Forse, qualcuno potrebbe aggiungere, si è scritto anche troppo, in presenza soltanto di dispositivo e nella
totale assenza delle motivazioni a suo supporto. Forse. Il dispositivo però, in questo caso, è cosi
“parlante” che è assai difficile poter rimanere del tutto silenti fino al giorno del deposito delle motivazioni.
“Assoluzione perché il fatto non sussiste”. Nessuna violazione della normativa privacy è stata commessa
da Google.
Tre considerazioni possono farsi in attesa della pubblicazione delle motivazioni, correndo
ovviamente il rischio di essere smentiti.
La prima. Nessun obbligo per l’hosting provider e, in particolare, per le piattaforme che ospitano contenuti
video generati dagli utenti, di acquisire il consenso preventivo di eventuali terzi le cui immagini, dati
personali e spesso sensibili, siano contenuti in tali video. Ad impossibilia nemo tenetur. La piattaforma,
per definizione, non è a conoscenza di quelle immagini, né si può pretendere che lo sia, a meno di non
configurare a carico dell’hosting provider un obbligo di monitoraggio preventivo del materiale immesso
dagli utenti. Obbligo non solo tecnicamente inesigibile, ma la cui enucleazione si scontrerebbe con la
normativa italiana ed europea che espressamente prevede il contrario.
La seconda considerazione. Il cd “alert” o “avviso” la cui asserita assenza ha costituito un punto chiave
del reasoning del Giudice, a detta del quale Google avrebbe dovuto avvertire in modo chiaro, esplicito e
puntuale gli studenti che caricavano il video incriminato, visto che questo conteneva dati sensibili di un
terzo, della necessità di acquisire preventivamente il suo consenso e delle conseguenze, in termini di
responsabilità penale a carico degli stessi uploaders, che sarebbero derivate dalla mancata acquisizione
preventiva di detto consenso, non ha alcuna copertura nel Codice privacy e quindi una sua assenza, tutta
da provare nel caso di specie, non può comportare alcuna violazione del Codice stesso.
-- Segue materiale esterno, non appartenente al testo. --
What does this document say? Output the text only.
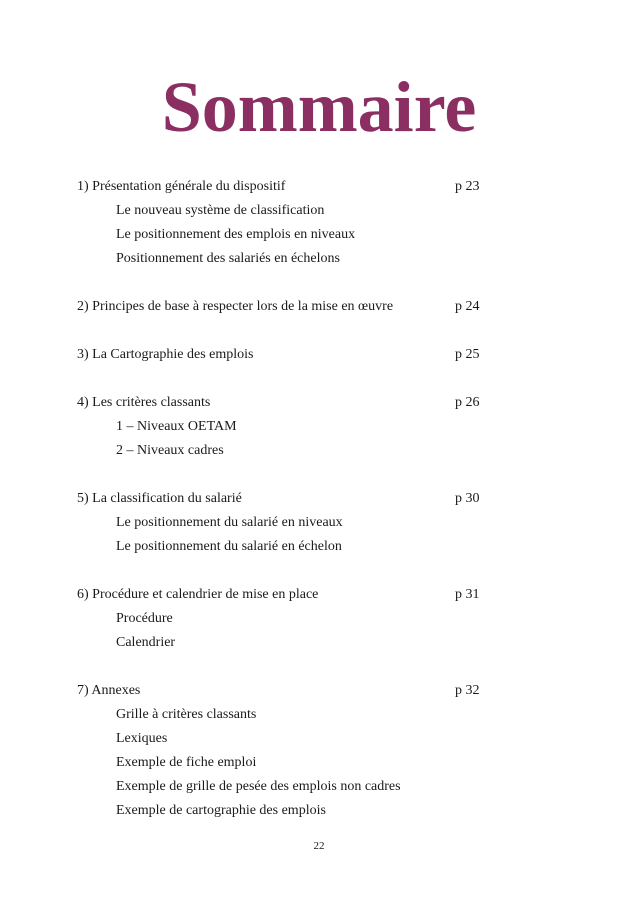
Sommaire
1) Présentation générale du dispositif	p 23
Le nouveau système de classification
Le positionnement des emplois en niveaux
Positionnement des salariés en échelons
2) Principes de base à respecter lors de la mise en œuvre	p 24
3) La Cartographie des emplois	p 25
4) Les critères classants	p 26
1 – Niveaux OETAM
2 – Niveaux cadres
5) La classification du salarié	p 30
Le positionnement du salarié en niveaux
Le positionnement du salarié en échelon
6) Procédure et calendrier de mise en place	p 31
Procédure
Calendrier
7) Annexes	p 32
Grille à critères classants
Lexiques
Exemple de fiche emploi
Exemple de grille de pesée des emplois non cadres
Exemple de cartographie des emplois
22
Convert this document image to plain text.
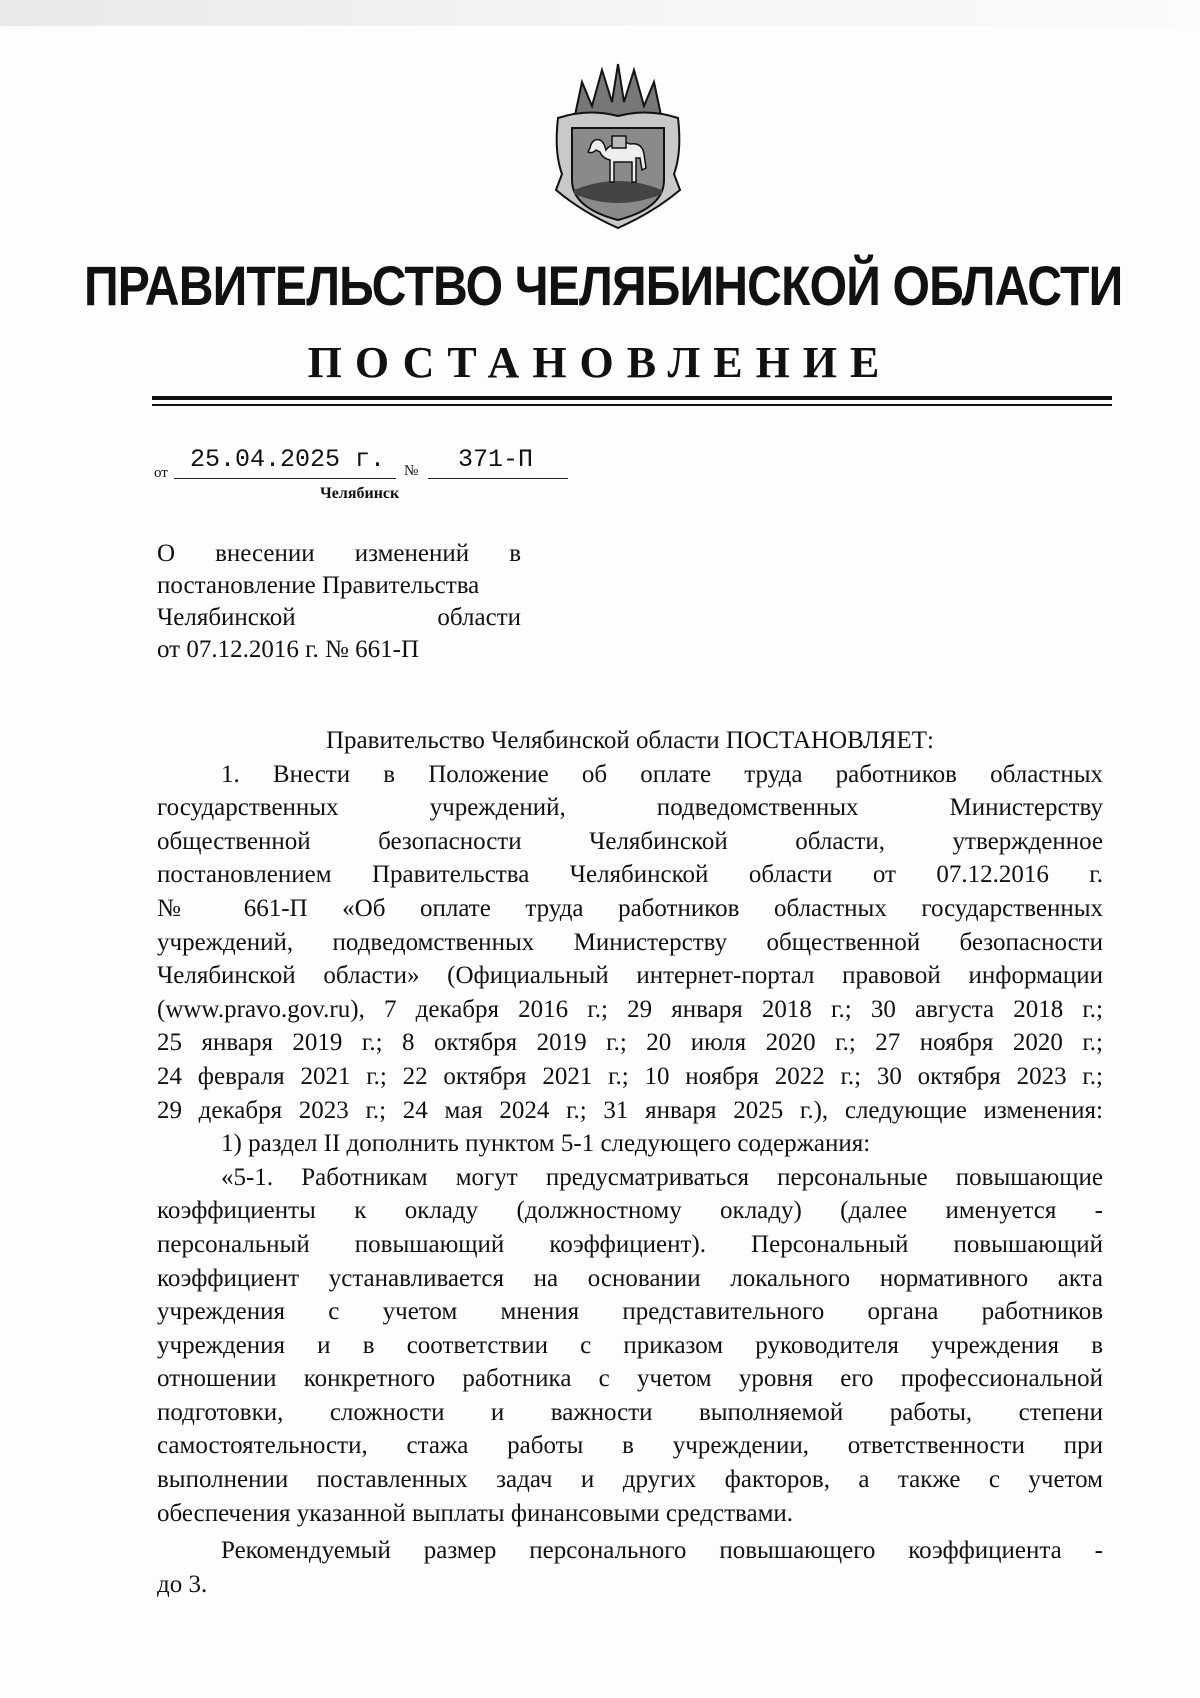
ПРАВИТЕЛЬСТВО ЧЕЛЯБИНСКОЙ ОБЛАСТИ
ПОСТАНОВЛЕНИЕ
от 25.04.2025 г. № 371-П
Челябинск
О внесении изменений в
постановление Правительства
Челябинской области
от 07.12.2016 г. № 661-П
Правительство Челябинской области ПОСТАНОВЛЯЕТ:
1. Внести в Положение об оплате труда работников областных
государственных учреждений, подведомственных Министерству
общественной безопасности Челябинской области, утвержденное
постановлением Правительства Челябинской области от 07.12.2016 г.
№ 661-П «Об оплате труда работников областных государственных
учреждений, подведомственных Министерству общественной безопасности
Челябинской области» (Официальный интернет-портал правовой информации
(www.pravo.gov.ru), 7 декабря 2016 г.; 29 января 2018 г.; 30 августа 2018 г.;
25 января 2019 г.; 8 октября 2019 г.; 20 июля 2020 г.; 27 ноября 2020 г.;
24 февраля 2021 г.; 22 октября 2021 г.; 10 ноября 2022 г.; 30 октября 2023 г.;
29 декабря 2023 г.; 24 мая 2024 г.; 31 января 2025 г.), следующие изменения:
1) раздел II дополнить пунктом 5-1 следующего содержания:
«5-1. Работникам могут предусматриваться персональные повышающие
коэффициенты к окладу (должностному окладу) (далее именуется -
персональный повышающий коэффициент). Персональный повышающий
коэффициент устанавливается на основании локального нормативного акта
учреждения с учетом мнения представительного органа работников
учреждения и в соответствии с приказом руководителя учреждения в
отношении конкретного работника с учетом уровня его профессиональной
подготовки, сложности и важности выполняемой работы, степени
самостоятельности, стажа работы в учреждении, ответственности при
выполнении поставленных задач и других факторов, а также с учетом
обеспечения указанной выплаты финансовыми средствами.
Рекомендуемый размер персонального повышающего коэффициента -
до 3.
Più precisamente, gli obblighi che la normativa vigente pone in capo a chi effettua un trattamento dei dati
consistono nell’informare, secondo la dizione della legge, “o l’interessato o la persona presso cui sono
raccolti i dati”, riprendendo testualmente l’elenco che fa l’art. 13 del Codice privacy, circa “a) le finalità e le
modalità del trattamento cui sono destinati i dati; b) la natura obbligatoria o facoltativa del conferimento dei
dati; c) le conseguenze di un eventuale rifiuto di rispondere; d) i soggetti o le categorie di soggetti ai quali i
dati personali possono essere comunicati o che possono venirne a conoscenza in qualità di responsabili o
incaricati, e l'ambito di diffusione dei dati medesimi; e) il diritto di accesso al trattamento dei dati; d) gli
estremi identificativi del titolare e, se designati, del rappresentante nel territorio dello Stato ai sensi
dell’articolo 5 e del responsabile.” Non emerge alcun riferimento ad un eventuale obbligo che abbia a che
fare con un avviso che, a detta del giudice di prima istanza, si deve dare all’uploader circa l’importanza
che egli acquisisca in via preventiva il consenso della persona i cui dati personali vuole diffondere in rete.
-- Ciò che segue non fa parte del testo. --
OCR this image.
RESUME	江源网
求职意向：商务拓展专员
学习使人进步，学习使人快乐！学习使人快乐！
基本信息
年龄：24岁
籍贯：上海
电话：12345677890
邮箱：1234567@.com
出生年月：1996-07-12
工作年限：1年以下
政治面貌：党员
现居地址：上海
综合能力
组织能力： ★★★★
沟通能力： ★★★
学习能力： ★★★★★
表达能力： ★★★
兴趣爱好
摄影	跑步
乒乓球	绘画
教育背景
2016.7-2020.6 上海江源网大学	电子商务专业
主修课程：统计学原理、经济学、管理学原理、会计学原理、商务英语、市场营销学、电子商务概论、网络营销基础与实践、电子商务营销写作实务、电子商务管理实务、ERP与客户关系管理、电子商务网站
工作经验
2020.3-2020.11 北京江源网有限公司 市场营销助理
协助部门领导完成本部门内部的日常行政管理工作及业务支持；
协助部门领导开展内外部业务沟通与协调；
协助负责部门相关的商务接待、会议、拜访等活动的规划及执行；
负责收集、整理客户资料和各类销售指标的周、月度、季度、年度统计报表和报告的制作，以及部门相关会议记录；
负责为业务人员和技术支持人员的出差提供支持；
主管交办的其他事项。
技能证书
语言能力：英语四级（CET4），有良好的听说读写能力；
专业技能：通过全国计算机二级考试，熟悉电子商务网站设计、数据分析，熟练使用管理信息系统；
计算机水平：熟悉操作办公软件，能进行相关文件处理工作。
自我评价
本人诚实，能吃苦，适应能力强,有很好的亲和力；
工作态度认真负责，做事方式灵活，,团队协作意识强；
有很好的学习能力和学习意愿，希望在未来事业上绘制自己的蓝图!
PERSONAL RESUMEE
Una confusione di piani non da poco, in cui ha avuto probabilmente vita facile la corte d’Appello a fare
emergere la debolezza argomentativa del giudice di primo grado, pensando al fatto, tra l’altro che, in
ogni caso, la mancanza di informativa non è in grado di configurare sanzione penale restrittiva della libertà
personale ai sensi dell’art. 167 del Codice privacy ma solo una sanzione amministrativa in forza di un’altra
previsione del Codice, l’art. 161.
Terza e ultima considerazione. È possibile che il giudice d’Appello, nel ribaltare l’esito cui era giunto il
percorso argomentativo del Tribunale, abbia messo l’accento su una eccessiva semplificazione che ha
caratterizzato tale percorso in riferimento ai ruoli che possono giocarsi all’interno del complesso processo
inerente il trattamento dei dati, in particolare per quanto concerne la valutazione di chi debba essere
identificato quale titolare del trattamento in relazione a quei dati consistenti nelle immagini lesive della
dignità del povero ragazzo.
Dal reasoning della decisione di Magi sembra infatti emergere che chiunque “maneggi”, a qualsiasi titolo,
dati personali debba essere considerato il titolare del trattamento operato sui dati stessi. Ma le cose non
stanno affatto cosi ed in questo, la normativa europea, prima ancora che quella italiana, che ha recepito
direttiva del 1995 utilizzando terminologia più equivoca possibile, è molto chiara.
Vi è una diversificazione netta di ruoli e responsabilità tra il “controller”, che è colui a cui competono le
decisioni finali sulle modalità ed i fini del trattamento dei dati ed il “processor”, che è invece colui che
agisce in nome e per conto del controller, eseguendo le istruzioni che gli vengono da esso impartite e che
non risponde, a differenza di quest’ultimo, per trattamento illecito dei dati.
Non vi è infatti alcuna autonomia decisionale da cui possa conseguire l’attribuzione di una tale
responsabilità. Ora, mentre Magi sembra aver dato del “controller” a tutti coloro, Google video compreso,
che, a qualsiasi titolo, abbiano “maneggiato” i dati sensibili del povero ragazzo disabile, è possibile che la
corte d’Appello, in riferimento in particolare a quelle raccapriccianti immagini in cui emergeva in tutta la
sua crudezza la patologia dello studente, abbia operato una ragionevole differenziazione che non trovava
spazio nella eccessiva semplificazione del reasoning della sentenza di primo.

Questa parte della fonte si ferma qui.